Liegt eine bakterielle Meningitis vor, ist dies ein absolute Notfall! Je schneller die Krankheit erkannt wird, umso besser lassen sich lebensbedrohliche Komplikationen wie eine Blutvergiftung vermeiden. Deshalb verabreicht der Arzt schon bei begründetem Verdacht auf eine durch Bakterien bedingte Gehirnhautentzündung ein antibiotic.

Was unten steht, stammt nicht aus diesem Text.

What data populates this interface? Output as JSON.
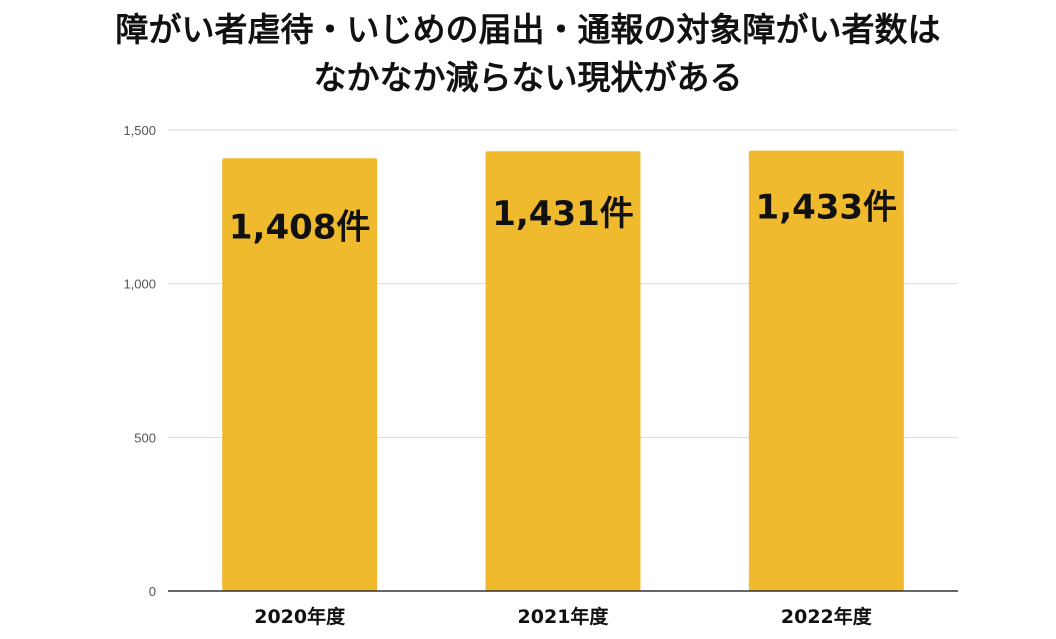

Eine viral bedingte Meningitis heilt normalerweise innerhalb von etwa zwei Wochen meist von alleine ab, ohne dass Komplikationen auftreten. Wichtig ist: Bettruhe. Gegebenenfalls können fiebersenkende oder schmerzstillende Mittel die Symptome lindern.

Ist eine Meningitis ansteckend?

Ha. Die Erreger, egal ob Bakterien oder Viren, können von Mensch zu Mensch übertragen werden. Und zwar vorwiegend durch eine Tröpfcheninfektion, das heißt beispielsweise durch Küssen, Husten oder Niesen. Wer mit einem Erkrankten in engen Kontakt kommt, kann sich leicht anstecken. Vorsorglich erhält die Kontaktperson ein Antibiotikum, um sich vor einer bakteriellen Meningokokken-Meningitis zu schützen.

impfungen schützen

Schutzimpfungen gibt es in Deutschland derzeit gegen Meningokokken von den Typen C, B, A, W und Y sowie gegen pneumokokken and Haemophilus influenzae – additionally gegen bestimmte Erreger einer bakteriellen Meningitis. Gegen die viral verursachte Gehirnhautentzündung existiert (mit Ausnahme der FSME-Impfung) kein Impfstoff.

Die Standige Impfkommission empfiehlt, dass Babys innerhalb of the ersten 14 Lebensmonate die Impfungen gegen Haemophilus influenzae sowie gegen Pneumokokken erhalten. Apr 12 Monaten empfiehlt die STIKO eine Immunisierung gegen Meningokokken.
die Pneumokokken-Impfung wird additionally menschen ab 60 years empfohlen.

Da auch Mumpsviren eine virale Meningitis auslösen können, wird eine Kombi-Impfung gegen Mumps, Masern und Röteln für Babys ab dem Alter von elf Monaten empfohlen.

Gegen die Frühsommermeningoenzephalitis steht die FSME Impfung zur Verfügung. Sie wird allen Menschen empfohlen, die sich in FSME-Risikogebieten aufhalten.